Cassoulet, a dish that originated centuries ago in one of our poorest regions, has become an expression of the fiercest community pride.
Toulouse has its own special recipe, and so do Castelnaudary and Carcassonne.
But there exist a myriad of variants, like wild seeds that have found their home among the ruins of ancient times.
Each one represents a life, all but forgotten now except for this – this dish that is more than just nourishment, but a reminder of one who was loved.
‘You knew her?’ I said.
‘She had a shine.’
A shine . Isn’t that what Tonton had said?
I thought of the woman I’d glimpsed that day in the rising steam of the bouillabaisse.
Shining, yes; but troubled, too; racked with grief and longing.
The quote on her cassoulet recipe says: The most beautiful verses are the ones that are never finished.
Underneath, she has written: Change reminds us we’re alive.

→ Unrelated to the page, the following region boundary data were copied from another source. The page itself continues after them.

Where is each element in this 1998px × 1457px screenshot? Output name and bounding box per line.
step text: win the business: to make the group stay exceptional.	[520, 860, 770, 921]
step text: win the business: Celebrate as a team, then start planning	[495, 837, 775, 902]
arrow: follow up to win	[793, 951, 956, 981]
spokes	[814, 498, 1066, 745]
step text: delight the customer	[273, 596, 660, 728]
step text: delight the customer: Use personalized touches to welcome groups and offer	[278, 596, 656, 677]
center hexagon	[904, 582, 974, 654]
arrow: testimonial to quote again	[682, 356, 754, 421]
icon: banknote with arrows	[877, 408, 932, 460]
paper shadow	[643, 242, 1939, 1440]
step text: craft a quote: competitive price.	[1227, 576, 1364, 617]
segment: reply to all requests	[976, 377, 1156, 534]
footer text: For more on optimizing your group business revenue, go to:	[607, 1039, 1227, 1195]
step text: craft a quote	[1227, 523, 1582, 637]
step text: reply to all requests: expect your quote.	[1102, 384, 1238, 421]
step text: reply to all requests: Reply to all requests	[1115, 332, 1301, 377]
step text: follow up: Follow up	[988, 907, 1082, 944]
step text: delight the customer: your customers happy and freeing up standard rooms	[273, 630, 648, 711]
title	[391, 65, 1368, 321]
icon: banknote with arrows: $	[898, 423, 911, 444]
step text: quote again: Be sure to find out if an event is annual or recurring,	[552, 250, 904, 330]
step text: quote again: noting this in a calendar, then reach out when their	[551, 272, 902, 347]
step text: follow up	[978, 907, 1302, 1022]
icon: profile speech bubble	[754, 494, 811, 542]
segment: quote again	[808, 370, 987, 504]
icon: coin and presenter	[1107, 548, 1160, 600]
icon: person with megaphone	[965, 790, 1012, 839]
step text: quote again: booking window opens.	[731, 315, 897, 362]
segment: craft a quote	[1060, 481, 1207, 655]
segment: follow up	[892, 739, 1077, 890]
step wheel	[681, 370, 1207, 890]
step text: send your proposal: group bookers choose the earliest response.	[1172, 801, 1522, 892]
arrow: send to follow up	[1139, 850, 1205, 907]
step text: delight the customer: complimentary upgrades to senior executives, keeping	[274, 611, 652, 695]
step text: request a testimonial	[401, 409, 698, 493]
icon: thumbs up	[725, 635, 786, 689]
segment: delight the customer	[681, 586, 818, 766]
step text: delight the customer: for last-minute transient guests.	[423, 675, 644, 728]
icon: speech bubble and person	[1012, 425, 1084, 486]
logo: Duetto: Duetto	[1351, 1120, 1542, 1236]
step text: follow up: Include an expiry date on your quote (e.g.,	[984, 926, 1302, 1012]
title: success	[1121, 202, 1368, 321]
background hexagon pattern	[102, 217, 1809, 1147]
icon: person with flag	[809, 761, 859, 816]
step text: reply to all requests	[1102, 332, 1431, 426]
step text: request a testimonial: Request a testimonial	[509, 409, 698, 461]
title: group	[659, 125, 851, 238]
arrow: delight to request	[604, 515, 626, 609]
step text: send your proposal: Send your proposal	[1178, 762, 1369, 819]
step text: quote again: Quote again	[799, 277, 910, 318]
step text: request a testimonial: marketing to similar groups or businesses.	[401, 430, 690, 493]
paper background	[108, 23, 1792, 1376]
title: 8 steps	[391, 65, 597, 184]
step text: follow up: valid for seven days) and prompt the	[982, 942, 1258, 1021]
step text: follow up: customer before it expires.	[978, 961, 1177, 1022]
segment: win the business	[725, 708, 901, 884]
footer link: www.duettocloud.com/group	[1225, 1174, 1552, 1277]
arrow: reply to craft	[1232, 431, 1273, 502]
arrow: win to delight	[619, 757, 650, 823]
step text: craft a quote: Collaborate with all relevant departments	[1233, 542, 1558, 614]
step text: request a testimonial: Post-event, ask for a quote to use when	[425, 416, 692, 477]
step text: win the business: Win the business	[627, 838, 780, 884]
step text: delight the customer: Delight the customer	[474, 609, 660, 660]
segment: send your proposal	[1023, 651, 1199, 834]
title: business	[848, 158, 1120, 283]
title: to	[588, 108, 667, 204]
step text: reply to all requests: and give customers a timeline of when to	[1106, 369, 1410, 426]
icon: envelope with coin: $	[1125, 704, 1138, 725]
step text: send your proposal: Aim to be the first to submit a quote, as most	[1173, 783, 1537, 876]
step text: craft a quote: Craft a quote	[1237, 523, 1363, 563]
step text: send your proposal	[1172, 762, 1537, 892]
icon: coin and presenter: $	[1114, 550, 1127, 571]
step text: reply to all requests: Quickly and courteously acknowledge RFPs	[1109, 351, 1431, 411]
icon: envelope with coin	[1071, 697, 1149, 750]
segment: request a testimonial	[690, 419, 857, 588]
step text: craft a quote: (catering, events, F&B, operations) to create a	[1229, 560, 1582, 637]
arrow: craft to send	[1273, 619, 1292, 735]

Only death never changes .
André frowned and scrutinized his display of cuts of meat. ‘Madame Martin was from Bergerac,’ he repeated. ‘That means no sausage, no mutton.’
I knew that already: the thick pork sausage is a Toulouse variant of cassoulet; the mutton, often combined with game, is Carcassone’s tradition. Marguerite’s recipe calls for salt pork, shoulder, rind, goose fat, duck confit. And love, of course; the ingredient that cannot be forgotten.
‘Louis always likes to make this dish around the first or second week in October. He says it’s the last dish she ever cooked. And the first thing she ever made for him when they were married.’
I sketched a little sign in the air, like pulling at a loosened thread.
But André needed no encouragement. He went on: ‘Must have been in ’73.
The year of the Watergate scandal. There was a song called Angélique that played all that month on the radio.
It was playing when I heard she’d died. She was only forty-one. ’
My mother was forty when she died. Or so she said.
In truth, I think she was older. We didn’t celebrate birthdays.
I’m not even sure when mine is – it used to vary between 3 April and sometime in September.
But forty-one – I can see Margot now, brown hair touched with tinsel.
Margot. She had so much to live for; so much love to send into the world.
It lives on in her recipes; recipes I mean to set free.
André wrapped my purchases and handed them to me in a paper bag. ‘Good luck, mademoiselle ,’ he said. ‘I hope you can make the dish your own.’